Friday, April 30, 2010

Perspectives!

In the past I have shared a little about the cultural differences of home in the United States and home in Peru; North America and South America. It’s not a surprise, is it? For those who have travelled outside your home town, even in the states there are cultural differences in the various sections of the ‘united’ states. I realize life is pretty much the same no matter where I am living, the cultures maybe different, and my perspective changes on many things to provide myself with the comforts of home – where ever that may be!

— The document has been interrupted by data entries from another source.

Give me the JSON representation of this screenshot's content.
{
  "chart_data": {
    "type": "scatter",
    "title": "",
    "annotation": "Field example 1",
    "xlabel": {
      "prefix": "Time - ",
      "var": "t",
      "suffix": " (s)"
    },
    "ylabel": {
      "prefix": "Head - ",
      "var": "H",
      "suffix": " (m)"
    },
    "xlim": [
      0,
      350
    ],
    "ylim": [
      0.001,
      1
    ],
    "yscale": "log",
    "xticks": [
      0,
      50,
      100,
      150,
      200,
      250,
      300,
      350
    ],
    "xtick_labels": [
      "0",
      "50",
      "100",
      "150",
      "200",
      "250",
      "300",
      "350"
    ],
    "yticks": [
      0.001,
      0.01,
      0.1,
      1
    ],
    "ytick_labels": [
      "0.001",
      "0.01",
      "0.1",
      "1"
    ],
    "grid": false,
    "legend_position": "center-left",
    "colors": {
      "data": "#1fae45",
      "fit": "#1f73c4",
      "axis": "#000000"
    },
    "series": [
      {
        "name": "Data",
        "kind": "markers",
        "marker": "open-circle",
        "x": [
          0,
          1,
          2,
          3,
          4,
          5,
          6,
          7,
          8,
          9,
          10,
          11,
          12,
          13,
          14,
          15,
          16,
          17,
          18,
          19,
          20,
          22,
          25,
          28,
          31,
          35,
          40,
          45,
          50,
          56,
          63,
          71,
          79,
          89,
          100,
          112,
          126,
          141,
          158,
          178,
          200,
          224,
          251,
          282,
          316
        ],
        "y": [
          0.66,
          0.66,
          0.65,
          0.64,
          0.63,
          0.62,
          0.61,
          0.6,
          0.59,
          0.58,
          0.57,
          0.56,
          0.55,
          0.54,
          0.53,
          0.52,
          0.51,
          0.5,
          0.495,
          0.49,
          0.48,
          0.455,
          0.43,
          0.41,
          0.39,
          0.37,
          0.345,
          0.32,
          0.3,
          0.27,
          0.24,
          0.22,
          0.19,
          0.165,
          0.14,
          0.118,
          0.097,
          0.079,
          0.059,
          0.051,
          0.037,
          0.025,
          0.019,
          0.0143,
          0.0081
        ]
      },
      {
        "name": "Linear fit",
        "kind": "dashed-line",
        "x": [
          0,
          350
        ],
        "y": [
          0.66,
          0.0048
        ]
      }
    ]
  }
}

Today I was glad to have the time to sit down with a “Good Housekeeping” magazine my daughter Cheryl had saved for me. She knew of my longing for reading in English and thought some back issues of magazines would help fill the bill, so I brought several of them back to San Juan de Lurigancho with me. It was interesting that I chose a Christmas issue because it’s filled with great ideas for decorating and cooking. I made a fresh cup of coffee, kicked off the shoes, and plopped down on the sofa with the magazine. It wasn’t long until I found myself to be a little disappointed.

You see, the magazine has great ideas, but the resources are not available here in San Juan de Lurigancho. I can’t run out to pick up the necessary supplies and certainly don’t have them here in the apartment. Haven’t collected that much surplus during the past year, and don’t have any place to store it anyway! The recipes looked tasty and tempting. But again, finding the ingredients is next to impossible. I did enjoy reading, and using my imagination, when I scanned the section on homemade soups – those are some of my favorites! The problem is, even the basic stock is unavailable, so when I make “home made” here, there’s no taking any shortcuts!

My perspective has changed and I didn’t realize it! What I thought I wanted (a little bit of home as I knew it) is not what I really want. I thought I knew what I wanted. Maybe I don’t. What I want is to bring that home to this home! With the lack of resources it makes it a little more difficult, and possibly not probable. This home is NOT that home. All this pondering makes me think of the verses which describe us often…They have absolutely nothing (nada!) to do with magazines, decorating or cooking. But I sat on the sofa and my thoughts ran to Romans, so I looked up the verses and want to share them with you.

Romans 7:15-21 I do not understand what I do. For what I want to do I do not do, but what I hate I do. And if I do what I do not want to do, I agree that the law is good. As it is, it is no longer I myself who do it, but it is sin living in me. I know that nothing good lives in me, that is, in my sinful nature. I have the desire to do what is good but I cannot carry it out. For what I do is not the good I want to do; no, the evil I do not want to do—this I keep on doing. Now if I do what I do not want to do, it is no longer I who do it, but it is sin living in me that does it.

Just another day’s experience where I am reminded of the scriptures and how relevant they are!